とっちーの「終わりなき旅」

出歩くことが好きで、趣味のマラソン、登山、スキーなどの話を中心にきままな呟きを載せられたらいいな。

「文楽公演」を国立劇場で鑑賞

2011-09-05 20:47:01 | 社会人大学


社会人大学の課外講座で、初めて「文楽」を鑑賞した。社会人大学では、普段縁がないような芸術鑑賞の機会があって刺激になる。今回は、国立劇場開場45周年記念として行われた。

第1部と第2部に分かれて公演があったが、時間の関係で第1部の三演目だけ鑑賞した。
<第一部>10時30分開演
  天下泰平 国土安穏 寿式三番叟(ことぶきしきさんばそう)
  伽羅先代萩(めいぼくせんだいはぎ)  御殿の段
  近頃河原の達引(ちかごろかわらのたてひき)  堀川猿廻しの段

文楽(ぶんらく)の定義は何だというと、本来操り人形浄瑠璃専門の劇場の名なのだそうだ。しかし、現在、文楽といえば一般に日本の伝統芸能である人形劇の人形浄瑠璃(にんぎょうじょうるり)を指す代名詞的存在だという。人形浄瑠璃も文楽も同じ意味だったのだ。

さて、文楽を鑑賞して初めて知ったことだが、これも歌舞伎同様全て男性によって演じられる。演じ手は、三つの役に分かれる。太夫、三味線、人形遣いの「三業(さんぎょう)」で成り立つ三位一体の演芸なのである。

「太夫」
浄瑠璃を語る人である。1人で物語を語るのが基本で、情景描写から始まり多くの登場人物を語り分けるが、長い作品では途中で別の太夫と交代する。今回も長い話では、2名の太夫が交代して登場した。みんな有名な人間国宝の人たちだ。

「三味線 」
三味線を弾く人。大体一人だが、内容によっては二人とか多人数になることもある。こちらも交代がある。

「人形遣い」
昔は1つの人形を1人の人形遣いが操っていたが、現在では3人で操るのが普通である。主遣い(おもづかい)が首と右手、左遣いが左手、足遣いが脚を操作する。

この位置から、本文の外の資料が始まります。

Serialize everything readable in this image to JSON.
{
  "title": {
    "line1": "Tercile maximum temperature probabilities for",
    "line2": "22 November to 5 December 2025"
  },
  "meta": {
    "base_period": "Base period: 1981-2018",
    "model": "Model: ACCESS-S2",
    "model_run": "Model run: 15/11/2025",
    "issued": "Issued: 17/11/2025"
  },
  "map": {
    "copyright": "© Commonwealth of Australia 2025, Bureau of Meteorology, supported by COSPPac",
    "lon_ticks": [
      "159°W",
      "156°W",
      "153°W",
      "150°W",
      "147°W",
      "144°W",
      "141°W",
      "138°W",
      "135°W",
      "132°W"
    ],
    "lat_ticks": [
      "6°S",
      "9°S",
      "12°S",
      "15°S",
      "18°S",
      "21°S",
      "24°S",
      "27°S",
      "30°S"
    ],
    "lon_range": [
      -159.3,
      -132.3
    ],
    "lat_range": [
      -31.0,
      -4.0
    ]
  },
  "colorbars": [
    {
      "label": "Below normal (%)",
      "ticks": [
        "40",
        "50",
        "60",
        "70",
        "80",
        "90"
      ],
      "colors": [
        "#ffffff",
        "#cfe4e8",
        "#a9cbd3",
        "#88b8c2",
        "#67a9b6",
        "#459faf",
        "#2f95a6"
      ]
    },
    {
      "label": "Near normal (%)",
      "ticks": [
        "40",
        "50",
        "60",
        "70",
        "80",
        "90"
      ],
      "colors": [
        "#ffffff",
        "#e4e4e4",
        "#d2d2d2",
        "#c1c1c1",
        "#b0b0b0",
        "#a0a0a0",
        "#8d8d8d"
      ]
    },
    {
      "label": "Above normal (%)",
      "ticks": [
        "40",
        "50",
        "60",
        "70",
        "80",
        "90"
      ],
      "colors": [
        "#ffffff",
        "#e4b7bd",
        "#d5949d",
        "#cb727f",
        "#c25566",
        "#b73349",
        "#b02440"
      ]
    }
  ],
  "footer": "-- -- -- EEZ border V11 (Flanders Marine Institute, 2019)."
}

「頭」と呼ばれる主遣いの合図によって呼吸を合わせている。通常は黒衣姿で顔を見せないが、重要な場面では主遣いは顔をさらすこともある。今回は、全て主遣いは顔をさらしていた。こちらも人間国宝と呼ばれている人が何人もいるようだ。

さて、演目の内容だが最初の「寿式三番叟」は国土安穏、天下泰平の願い、そして「がんばろう日本」の祈りをこめた演目である。この演目は、特別な格式を持ち、祝賀には欠かせない祝儀曲なのだそうだ。めったに見られないものだそうだが、文楽初心者としては、太夫の声と三味線の音が、まるで心地良い子守唄として聞こえ眠たくて仕方なかった。みんなに聞いてみたら、かなりの人が眠たかったそうだ。

二番目の「伽羅先代萩 御殿の段」は、仙台伊達藩で起こった家督争い、いわゆる「伊達騒動」を題材にした作品で、乳母政岡(まさおか)が自らの子を犠牲にして、悪人一派から幼い主君鶴千代(つるちよ)を守るくだりである。我が子を目の前で殺されても気丈にも顔色ひとつ変えずに若君を守る政岡が、ひとりになってはじめて我が子の死を嘆くあたりが見所である。人形とはいえ、悲しげな動きが涙を誘う場面であった。

三番目は「近頃河原の達引 堀川猿廻しの段」で、お俊伝兵衛の心中の物語だ。堀川猿回しの段ではお俊の兄が二人の門出を祝って猿回しの芸を披露するが、このとき人形遣いは一人で二体の猿を遣う。死出の旅になるかもしれぬ悲しい別れの場面だが、可愛くて軽快に動くお猿さんが見所である。お猿さんが演じる祝言は、二人が少しでも長く生きてほしいという家族の願いが込められているというわけである。

三つの演目を見終わると午後2時半くらいになっていた。眠い場面もあったが、日本の古典芸能の格式ある様子ときめ細かい演出や人形の豪華絢爛な衣装等、日本の素晴らしい芸術を堪能させてもらった。